The One Duck Revolution
Animal Forage, Animal Housing, Bird Life, Breeds, Food Plants - Annual, Plant Systems, Working Animals — by Bill Mollison March 6, 2009
PIJ #58, Mar – May 1996
![]() Aigamo ducks in rice paddy |
Mr. Takao Furuno’s modest business card reveals that he is a farmer in a world where “one duck creates boundless treasure”.
He farms rice very successfully in Japan and is a private aid volunteer, working in Vietnam when I met him. He had a message for all rice farmers, perhaps all wet paddy farmers, and gave me his book (all in Japanese) on the duck-rice paddy design he has perfected. Luckily I also have a condensed translation.
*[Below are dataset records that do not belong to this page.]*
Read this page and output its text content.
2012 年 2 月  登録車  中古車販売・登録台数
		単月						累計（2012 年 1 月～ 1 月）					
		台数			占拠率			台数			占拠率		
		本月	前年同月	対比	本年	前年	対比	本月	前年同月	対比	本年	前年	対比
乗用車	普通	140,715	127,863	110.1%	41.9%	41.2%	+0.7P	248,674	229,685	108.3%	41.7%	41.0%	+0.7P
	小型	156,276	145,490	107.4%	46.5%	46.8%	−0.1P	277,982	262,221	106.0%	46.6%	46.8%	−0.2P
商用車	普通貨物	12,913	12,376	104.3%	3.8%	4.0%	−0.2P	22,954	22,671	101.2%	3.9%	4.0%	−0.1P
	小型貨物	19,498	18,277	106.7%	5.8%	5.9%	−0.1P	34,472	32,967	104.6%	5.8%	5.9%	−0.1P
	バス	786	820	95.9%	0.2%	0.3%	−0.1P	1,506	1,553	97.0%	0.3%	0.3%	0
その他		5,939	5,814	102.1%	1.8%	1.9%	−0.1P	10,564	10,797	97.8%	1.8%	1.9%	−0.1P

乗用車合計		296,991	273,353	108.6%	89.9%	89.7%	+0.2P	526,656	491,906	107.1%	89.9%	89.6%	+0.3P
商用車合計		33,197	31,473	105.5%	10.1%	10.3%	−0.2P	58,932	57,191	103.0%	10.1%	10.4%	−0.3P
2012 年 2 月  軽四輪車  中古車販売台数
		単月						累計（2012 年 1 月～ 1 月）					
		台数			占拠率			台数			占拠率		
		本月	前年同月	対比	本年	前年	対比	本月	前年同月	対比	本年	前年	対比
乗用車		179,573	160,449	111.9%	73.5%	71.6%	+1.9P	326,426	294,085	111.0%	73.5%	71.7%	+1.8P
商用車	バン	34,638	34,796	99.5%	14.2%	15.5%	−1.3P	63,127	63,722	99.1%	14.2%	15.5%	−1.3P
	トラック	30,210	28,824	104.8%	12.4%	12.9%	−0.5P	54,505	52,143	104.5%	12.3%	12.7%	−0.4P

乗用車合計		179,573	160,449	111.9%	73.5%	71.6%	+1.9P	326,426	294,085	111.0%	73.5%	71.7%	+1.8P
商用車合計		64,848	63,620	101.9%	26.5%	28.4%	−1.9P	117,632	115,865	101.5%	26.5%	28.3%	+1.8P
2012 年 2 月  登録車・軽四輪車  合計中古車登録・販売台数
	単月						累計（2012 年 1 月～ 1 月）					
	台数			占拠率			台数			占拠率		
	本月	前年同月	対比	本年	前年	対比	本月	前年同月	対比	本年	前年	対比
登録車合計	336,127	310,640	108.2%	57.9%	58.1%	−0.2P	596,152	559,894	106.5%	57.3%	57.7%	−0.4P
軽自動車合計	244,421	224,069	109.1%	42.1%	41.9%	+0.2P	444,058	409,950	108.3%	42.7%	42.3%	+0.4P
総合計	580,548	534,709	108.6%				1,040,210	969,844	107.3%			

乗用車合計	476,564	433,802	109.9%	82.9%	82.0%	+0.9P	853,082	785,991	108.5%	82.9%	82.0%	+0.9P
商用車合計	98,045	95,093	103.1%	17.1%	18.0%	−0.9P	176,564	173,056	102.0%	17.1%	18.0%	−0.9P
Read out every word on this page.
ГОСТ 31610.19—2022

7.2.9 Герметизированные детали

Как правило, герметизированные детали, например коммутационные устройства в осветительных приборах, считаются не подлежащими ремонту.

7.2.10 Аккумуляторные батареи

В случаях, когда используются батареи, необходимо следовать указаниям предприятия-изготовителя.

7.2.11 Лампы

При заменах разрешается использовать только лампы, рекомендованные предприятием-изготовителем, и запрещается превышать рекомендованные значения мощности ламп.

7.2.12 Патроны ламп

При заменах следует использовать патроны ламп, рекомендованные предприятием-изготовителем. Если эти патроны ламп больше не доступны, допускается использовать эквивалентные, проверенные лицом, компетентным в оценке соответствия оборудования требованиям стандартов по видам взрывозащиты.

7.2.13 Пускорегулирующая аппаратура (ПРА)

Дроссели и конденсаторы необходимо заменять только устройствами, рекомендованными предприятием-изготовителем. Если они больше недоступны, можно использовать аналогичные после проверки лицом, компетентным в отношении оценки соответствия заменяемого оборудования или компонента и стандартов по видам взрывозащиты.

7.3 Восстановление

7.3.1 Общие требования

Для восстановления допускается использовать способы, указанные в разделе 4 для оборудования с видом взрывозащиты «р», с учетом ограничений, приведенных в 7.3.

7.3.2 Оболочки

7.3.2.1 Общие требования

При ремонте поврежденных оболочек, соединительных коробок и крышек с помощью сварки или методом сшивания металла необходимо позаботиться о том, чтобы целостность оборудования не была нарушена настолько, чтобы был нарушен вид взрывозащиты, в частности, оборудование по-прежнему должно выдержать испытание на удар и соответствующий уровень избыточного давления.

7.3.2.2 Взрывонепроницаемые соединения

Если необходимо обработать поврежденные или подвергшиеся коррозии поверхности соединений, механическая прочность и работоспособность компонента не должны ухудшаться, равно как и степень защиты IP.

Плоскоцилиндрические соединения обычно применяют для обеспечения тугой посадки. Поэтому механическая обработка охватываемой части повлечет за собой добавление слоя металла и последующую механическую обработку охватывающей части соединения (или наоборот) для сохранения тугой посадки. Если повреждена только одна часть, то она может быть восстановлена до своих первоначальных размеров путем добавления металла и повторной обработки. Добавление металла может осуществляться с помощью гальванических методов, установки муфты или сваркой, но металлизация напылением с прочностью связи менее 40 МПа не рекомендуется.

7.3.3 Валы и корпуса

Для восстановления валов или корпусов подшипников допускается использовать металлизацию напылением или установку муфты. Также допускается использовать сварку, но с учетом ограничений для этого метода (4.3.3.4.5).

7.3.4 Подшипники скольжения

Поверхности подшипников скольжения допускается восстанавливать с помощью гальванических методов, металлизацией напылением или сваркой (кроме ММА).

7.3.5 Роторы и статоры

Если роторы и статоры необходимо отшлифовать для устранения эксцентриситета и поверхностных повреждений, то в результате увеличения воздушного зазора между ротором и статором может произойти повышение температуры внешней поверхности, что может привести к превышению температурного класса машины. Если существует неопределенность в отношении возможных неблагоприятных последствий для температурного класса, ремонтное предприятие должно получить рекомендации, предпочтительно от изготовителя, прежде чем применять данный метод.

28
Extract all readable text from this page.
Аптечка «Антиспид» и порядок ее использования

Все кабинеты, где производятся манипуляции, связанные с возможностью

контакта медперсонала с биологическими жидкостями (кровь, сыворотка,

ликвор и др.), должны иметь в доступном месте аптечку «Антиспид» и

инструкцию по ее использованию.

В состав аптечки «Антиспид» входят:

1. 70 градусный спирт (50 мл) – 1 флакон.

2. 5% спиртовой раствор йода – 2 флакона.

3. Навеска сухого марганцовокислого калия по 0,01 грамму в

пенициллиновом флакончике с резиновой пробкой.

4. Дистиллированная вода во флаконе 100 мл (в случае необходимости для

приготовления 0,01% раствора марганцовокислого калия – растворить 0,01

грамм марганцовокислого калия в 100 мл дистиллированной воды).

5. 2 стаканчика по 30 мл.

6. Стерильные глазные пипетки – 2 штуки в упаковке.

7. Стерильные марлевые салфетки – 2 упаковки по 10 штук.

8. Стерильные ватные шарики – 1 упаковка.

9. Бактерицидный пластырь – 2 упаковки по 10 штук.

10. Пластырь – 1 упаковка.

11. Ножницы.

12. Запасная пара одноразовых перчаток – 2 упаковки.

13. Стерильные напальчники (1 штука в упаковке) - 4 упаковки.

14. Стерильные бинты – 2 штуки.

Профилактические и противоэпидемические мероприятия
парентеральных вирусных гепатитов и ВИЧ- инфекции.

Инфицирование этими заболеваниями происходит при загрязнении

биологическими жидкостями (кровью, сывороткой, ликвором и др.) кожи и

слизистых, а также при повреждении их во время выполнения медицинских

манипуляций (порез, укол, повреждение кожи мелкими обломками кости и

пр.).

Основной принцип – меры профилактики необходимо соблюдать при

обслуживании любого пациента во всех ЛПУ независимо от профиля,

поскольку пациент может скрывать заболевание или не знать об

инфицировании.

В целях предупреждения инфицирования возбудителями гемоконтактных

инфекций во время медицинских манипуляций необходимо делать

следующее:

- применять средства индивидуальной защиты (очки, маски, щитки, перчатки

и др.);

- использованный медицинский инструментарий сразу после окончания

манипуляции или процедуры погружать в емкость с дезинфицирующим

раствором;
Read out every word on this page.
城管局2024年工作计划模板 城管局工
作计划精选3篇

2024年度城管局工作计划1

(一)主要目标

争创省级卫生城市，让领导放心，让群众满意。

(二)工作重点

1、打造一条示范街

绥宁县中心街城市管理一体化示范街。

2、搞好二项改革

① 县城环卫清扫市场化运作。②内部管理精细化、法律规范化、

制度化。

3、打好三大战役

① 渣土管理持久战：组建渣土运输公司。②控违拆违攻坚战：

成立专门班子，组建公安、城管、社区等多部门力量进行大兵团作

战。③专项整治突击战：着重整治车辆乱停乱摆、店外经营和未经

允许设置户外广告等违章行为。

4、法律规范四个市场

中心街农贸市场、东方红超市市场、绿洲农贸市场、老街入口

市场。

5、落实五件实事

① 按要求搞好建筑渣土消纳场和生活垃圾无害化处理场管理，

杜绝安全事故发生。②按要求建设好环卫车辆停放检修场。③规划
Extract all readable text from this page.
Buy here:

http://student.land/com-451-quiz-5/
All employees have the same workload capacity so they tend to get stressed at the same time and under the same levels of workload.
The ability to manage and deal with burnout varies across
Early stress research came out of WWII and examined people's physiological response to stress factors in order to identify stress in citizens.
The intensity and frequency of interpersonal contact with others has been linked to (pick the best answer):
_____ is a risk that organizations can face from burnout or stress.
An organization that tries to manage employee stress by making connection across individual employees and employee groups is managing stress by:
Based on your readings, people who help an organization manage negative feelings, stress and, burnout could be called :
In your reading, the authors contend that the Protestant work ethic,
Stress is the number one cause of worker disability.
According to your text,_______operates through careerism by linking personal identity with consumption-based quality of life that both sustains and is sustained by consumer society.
His ducks, by the way, are a cross between the mallard and a wild duck (Anas superciliosa) that we call the Black Duck, despite the fact that it is brown! This cross is a small duck, lean and active, that he has named Aigamo. It is fertile and breeds more of the same.
This Aigamo is released into the young rice paddy as soon as it is weaned at seven days and left there in a shelter until it is eight weeks old and the rice begins to flower. Like all ducks, it loves rice, so cannot be trusted with maturing rice seed. When the ducklings are first released, the rice has been transplanted for ten days, so that Mr Furuno has set the duck eggs at about the same time that the plants seed in his rice nursery bed. The ducks do not eat rice leaves.
Around his rice paddy, he has erected a low duck fence of netting, say ½ a metre (two feet) high, and above this he runs an electric fence to keep out foxes, dogs, and feral cats. Inside this fence is the duck shelter, opening onto the field. Mr Furuno stands his inner fences in the edge of the water. It is only on the boundary of the paddy fields that one needs the electric fence; any inner fences can be very simple mesh, at most a metre high. It is helpful to provide clean straw for the ducks to stand on, and inside their shelter.
The ducks are fed light rations of bran, and crushed rice daily, enabling the farmer to judge their need for food as they grow.
In Vietnam there is a duck called the “Cherry Valley” breed, very like the Aigamo used by Mr Furuno. No biocides or fertiliser are used by Mr Furuno apart from that produced by his ducks which are stocked at the rate of 15 – 30 per ten ares (an are is 100m2 or 1/1000 of a hectare). Rice is transplanted mid-June in Japan, (mid-December in Australia), thus duck eggs need to be in the incubator in the first week of May (November). Ducks hatch in 31 days and need to be a week old before release.
If ducks are used, rice grows taller, tillers very well (hence is more dense), the stems are more robust and the root mass is greater. Above all, work in weeding is eliminated as are chemical inputs. Mr Furuno puts this more abundant growth down to the puddling (muddy water effect) caused by the ducks. When the ducks are no longer needed, they are used as table birds, and add considerably to the family income or protein intake. As ducks are active at night, the labour of penning them away from the fields is counter-productive.
Incubators for eggs, ‘brooder lights’ and duck feeder troughs (or sheets of roof iron) are all standard equipment. Taro should benefit as much as rice for the same reasons. Ducks, to the rice farmer, seem to be about the equivalent of sheep dogs to a squatter (grazier). Neither needs wages or holidays.
- The duck (Aigamo) eliminates most weeds, removes all harmful insects, and all the water life it can catch.
- The duck fertilises the rice.
- The duck cultivates the rice producing a rich mulch around the rice plants.
- The paddy provides weeds, insects, pests, snails, frogs and shelter for the duck.
- The rice crop provides open range for the duck.
- The rice provides bran and cracked grains for the duck.
The result of this beneficial marriage of duck and rice is that fertiliser and pesticides, molluscicides and tractors are eliminated as costs, and more rice is obtained. (Ducks in Vietnam are also widely used to glean fallen rice after the harvest.)